CSUMB poetry celebration will highlight Women’s History Month

Three local poets will present work, marking Women's History Month.

Poets Rachelle Escamilla,  Ayodele Nzinga and Mahi Shah
From left, Rachelle Escamilla, Ayodele Nzinga and Mahi Shah will read their work as part of "Celebrating Women Through Poetry."

By Mark Muckenfuss

Three poets laureate will take the Cal State Monterey Bay stage March 14 as the Office of the President and Writers from the Edge present a special event marking Women’s History Month, “Celebrating Women Through Poetry.”

Monterey County Poet Laureate Rachelle Escamilla, who is also a lecturer at CSUMB, will be joined by Oakland Poet Laureate Ayodele “WordSlanger” Nzinga and Mahi Shah, the youth poet laureate for Monterey County. All three women will be reading their work. 

CSUMB President Vanya Quiñones said the event is an opportunity to recognize the importance women play in literature.

"This is an opportunity to both honor the strength of women and the power of language to change our community and our world," she said. "The event brings together three poets laureate who use writing as a starting point for advocacy and challenging the status quo."

Escamilla will offer selections from her book, “Space Junk from the Heavenly Palace,” a Monterey-based series of poems inspired by the disintegration of an orbiting Chinese space station.
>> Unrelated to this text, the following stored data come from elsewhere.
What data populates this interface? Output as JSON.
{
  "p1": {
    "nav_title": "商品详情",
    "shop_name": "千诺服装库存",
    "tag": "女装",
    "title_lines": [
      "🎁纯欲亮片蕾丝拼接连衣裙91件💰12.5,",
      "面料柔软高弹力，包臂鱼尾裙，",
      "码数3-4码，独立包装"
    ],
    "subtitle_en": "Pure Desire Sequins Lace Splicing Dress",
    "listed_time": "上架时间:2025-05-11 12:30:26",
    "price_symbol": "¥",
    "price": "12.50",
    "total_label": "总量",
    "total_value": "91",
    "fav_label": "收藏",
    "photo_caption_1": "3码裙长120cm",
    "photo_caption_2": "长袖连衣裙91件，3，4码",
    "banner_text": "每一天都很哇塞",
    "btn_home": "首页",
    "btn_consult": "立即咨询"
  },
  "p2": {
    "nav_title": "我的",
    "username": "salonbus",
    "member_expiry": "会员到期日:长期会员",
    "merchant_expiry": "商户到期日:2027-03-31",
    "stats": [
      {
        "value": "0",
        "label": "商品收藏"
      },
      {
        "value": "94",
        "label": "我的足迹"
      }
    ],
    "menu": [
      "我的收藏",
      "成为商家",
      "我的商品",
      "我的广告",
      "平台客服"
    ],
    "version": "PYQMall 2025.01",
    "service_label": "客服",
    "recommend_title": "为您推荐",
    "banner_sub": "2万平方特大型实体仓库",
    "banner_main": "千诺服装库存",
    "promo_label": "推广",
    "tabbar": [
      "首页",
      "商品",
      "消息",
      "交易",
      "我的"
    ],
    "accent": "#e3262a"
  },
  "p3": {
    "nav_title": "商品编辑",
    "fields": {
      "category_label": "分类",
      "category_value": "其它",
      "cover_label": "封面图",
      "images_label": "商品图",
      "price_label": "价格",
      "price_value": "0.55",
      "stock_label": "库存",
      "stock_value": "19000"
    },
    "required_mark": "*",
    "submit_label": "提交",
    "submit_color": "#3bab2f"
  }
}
She said she thinks the event shines a needed light on the medium.

“I think it’s particularly important because I think people are becoming more aware of poetry becoming part of our learning,” Escamilla said. “It’s a great way to talk about poetry becoming part of our lives and part of our community.”

The author of three collections of poetry, she has won a number of literary awards and is the former producer and host of the longest-running poetry radio show in the U.S. She has founded numerous poetry and creative writing programs in the United States as well as in China. In addition to writing poetry, she has been a food columnist and a fashion editor whose work has been published internationally.

The upcoming poetry event is another significant step. 

“It’s the first time I’ve been invited to speak at the university on a larger level,” she said, adding that it comes on the heels of her new title. “The poet laureate position is a little surreal. It hasn’t quite registered yet.”

It’s a long way from where she started when she was first trying to crack into the Bay Area poetry community.  

“I drove to San Francisco every weekend and put my name on a list of 30 other poets at the smallest open mic,” she recalls. “To teach poetry, I had to move to China.”

She was still struggling when she returned. 

“When I got to CSUMB for my interview, I had $5 in my bank account,” she said. “And it was $4 to park.”

These days, she said, “It’s just starting to pay off.”

Part of that payoff will be the event on March 14. 

“Three women of color taking the stage is just a beautiful thing,” she said. 

Another of the three is Nzinga, who is Oakland’s first poet laureate and hosts the theater production, “Winter in America: The Reckoning”. A multi-discipline artist, community advocate, arts educator and cultural architect, her work appears in numerous anthologies, including Sparkle + Blink, Painting the Streets, The Patrice Lumumba Anthology, and more. She is also the author of “Performing Literacy: A Narrative Inquiry into Performance Pedagogy,” “The Horse Eaters” and other books.

Mahi Shah, a senior at Notre Dame High School, started writing at a very early age but only discovered poetry in middle school. She won the 2022 Monterey County Poetry Out Loud competition and later became the Salinas Vice Youth Poet Laureate and the inaugural Monterey County Youth Poet Laureate. She is also the recipient of the Heinrich Team Student Poetry Scholarship.

CSUMB alumna Alie Jones, a self-care advocate, writer, artist, and Creole mermaid, will moderate the event.